Thursday, September 10, 2020

Is the Plunge in Global Wildlife a Warning to Humans Too?

 




The emergence of antimicrobial resistance (AMR), including drug-resistant bacteria, or “superbugs”, pose far greater risks to human health than Covid-19, threatening to put modern medicine “back into the dark ages”, an Australian scientist has warned, ahead of a three-year study into drug-resistant bacteria in Fiji.

The Guardian UK, September 9th.



The coronavirus appears to be nature’s efforts to contain the Malthusian explosion of people on planet with at least twice the number of human beings as it appears to be able to support. We consume, we waste, we pollute, and we destroy ecosystem after ecosystem. We rationalize. Evangelicals tell us that the Bible encourages mankind to use nature’s resources without concern, that God has pledged not to repeat global catastrophes like the Great Flood that Noah survived. Other Christian faiths preach responsibility. Politicians tell us that expanding agricultural land to feed expanding populations and allowing job-creating industries to grow even at the expense of global warming and toxic pollution are simple pragmatic necessities. Economists warn that environmental regulations will crush economic growth and job creation. 

Have we reached critical mass? Do floods, droughts, wildfires, increasingly severe mega-storms, ice melts and coastal erosion mean anything to most of us? Why exactly do leaders all across the world continue to do too little, too late (if anything) to address the combination of “all of the above”? That they hold office only for a limited time, so their focus is only on the here and now? That their constituents do not want to change or hamper growth? That rich and powerful corporations throw everything they can against regulations of any kind, financial or environmental… and money always gets it way? Even as the hard cash damage has now reached into the trillions and trillions of dollars? Even as death and destruction have exploded? 

We tend to be a reactive planet, struggle mightily with obvious longer term ameliorative solutions, and seem to focus on the immediate crises before us… and little else. Fires here. Floods there. Pandemic now. Drought and severe hurricanes and typhoons. Etc. But there is a unifying totality that we seem to be able to ignore. Still, the earth seems filled with so many “canaries in the coal mine” – clear existential peril – that we just continue to ignore. 

Where we can see how life is extinguished by man’s arrogant devastation of his own planet is contained in the World Wildlife Fund’s Living Planet Report 2020, issued on September 10th, which examines exactly how man has impacted the earth and its living creatures. It begins with this admonition: “Living Planet Report 2020 shows that our relationship with nature is broken – but we know what needs to be done if we’re going to turn it around. There’s no time to waste. We must take action now if nature is going to recover.” 

NBC News (September 10th) summarizes the findings: “Humans are wiping out wildlife at a ‘unprecedented’ rate with wildlife populations down by 68 percent on average since 1970… Unsustainable agriculture and deforestation are two of the main drivers, and urgent action is required to reverse the trend… 
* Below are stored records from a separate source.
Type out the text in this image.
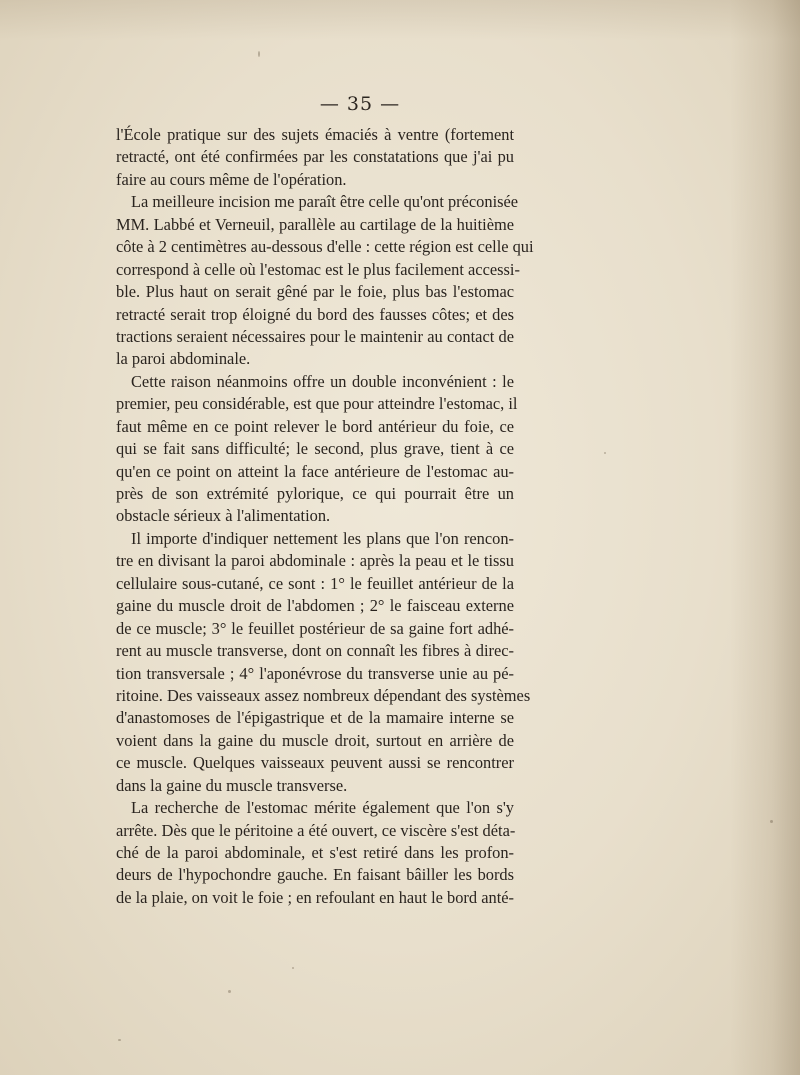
— 35 —
l'École pratique sur des sujets émaciés à ventre (fortement
retracté, ont été confirmées par les constatations que j'ai pu
faire au cours même de l'opération.
La meilleure incision me paraît être celle qu'ont préconisée
MM. Labbé et Verneuil, parallèle au cartilage de la huitième
côte à 2 centimètres au-dessous d'elle : cette région est celle qui
correspond à celle où l'estomac est le plus facilement accessi-
ble. Plus haut on serait gêné par le foie, plus bas l'estomac
retracté serait trop éloigné du bord des fausses côtes; et des
tractions seraient nécessaires pour le maintenir au contact de
la paroi abdominale.
Cette raison néanmoins offre un double inconvénient : le
premier, peu considérable, est que pour atteindre l'estomac, il
faut même en ce point relever le bord antérieur du foie, ce
qui se fait sans difficulté; le second, plus grave, tient à ce
qu'en ce point on atteint la face antérieure de l'estomac au-
près de son extrémité pylorique, ce qui pourrait être un
obstacle sérieux à l'alimentation.
Il importe d'indiquer nettement les plans que l'on rencon-
tre en divisant la paroi abdominale : après la peau et le tissu
cellulaire sous-cutané, ce sont : 1° le feuillet antérieur de la
gaine du muscle droit de l'abdomen ; 2° le faisceau externe
de ce muscle; 3° le feuillet postérieur de sa gaine fort adhé-
rent au muscle transverse, dont on connaît les fibres à direc-
tion transversale ; 4° l'aponévrose du transverse unie au pé-
ritoine. Des vaisseaux assez nombreux dépendant des systèmes
d'anastomoses de l'épigastrique et de la mamaire interne se
voient dans la gaine du muscle droit, surtout en arrière de
ce muscle. Quelques vaisseaux peuvent aussi se rencontrer
dans la gaine du muscle transverse.
La recherche de l'estomac mérite également que l'on s'y
arrête. Dès que le péritoine a été ouvert, ce viscère s'est déta-
ché de la paroi abdominale, et s'est retiré dans les profon-
deurs de l'hypochondre gauche. En faisant bâiller les bords
de la plaie, on voit le foie ; en refoulant en haut le bord anté-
‘Our planet is flashing red warning signs,’ said Marco Lambertini, Director General of WWF International, an NGO that focuses on preserving nature… ‘From the fish in our oceans and rivers to bees which play a crucial role in our agricultural production, the decline of wildlife affects directly nutrition, food security and the livelihoods of billions of people… 

“The situation is most stark in the tropics of Latin American where species have declined on average by 94 percent following massive deforestation and the conversion of wild spaces for agriculture… Land clearance and deforestation has hit record levels in Brazil in recent years as farmers seek to convert forest and grasslands for agriculture. Cattle grazing and soy farming — mostly used as animal feed for the meat industry — are the primary drivers. 

“Three quarters of the earth’s non-ice surface have been altered and no longer contain wilderness, the report states, while most of the oceans are now polluted and more than 85 percent of the planet's wetlands have been lost. 

“The report calls for the world to reform the unsustainable food system, increase protected areas for wildlife and for people in high meat consuming countries — like the U.S. — to shift their diets to a ‘lower share of animal calories.’” 

But the subtext, a most ominous subtext, is that we are both killing ourselves and mandating that nature is beginning to move the human overpopulation problem to her center focus. To kill as many people as she can. Good for the planet. Bad for people. Drought causes migration causes conflict results in war which kills people. Climate change moves disease-carrying insects to new human environments, unprepared for new strains of ailments. And then there are new strains of people-killing viruses. Ebola, SARS, MERS, Spanish Flu, cholera, COVID-19 and whatever nature has planned next (see above).

I’m Peter Dekom, and if we haven’t figured it out by now, nature started with nothing, cares little for what we value or economic worth, is unimpacted by politics or ranting leaders and lobbying industrialists and is simply out to rebalance the earth against mankind’s arrogant distortions.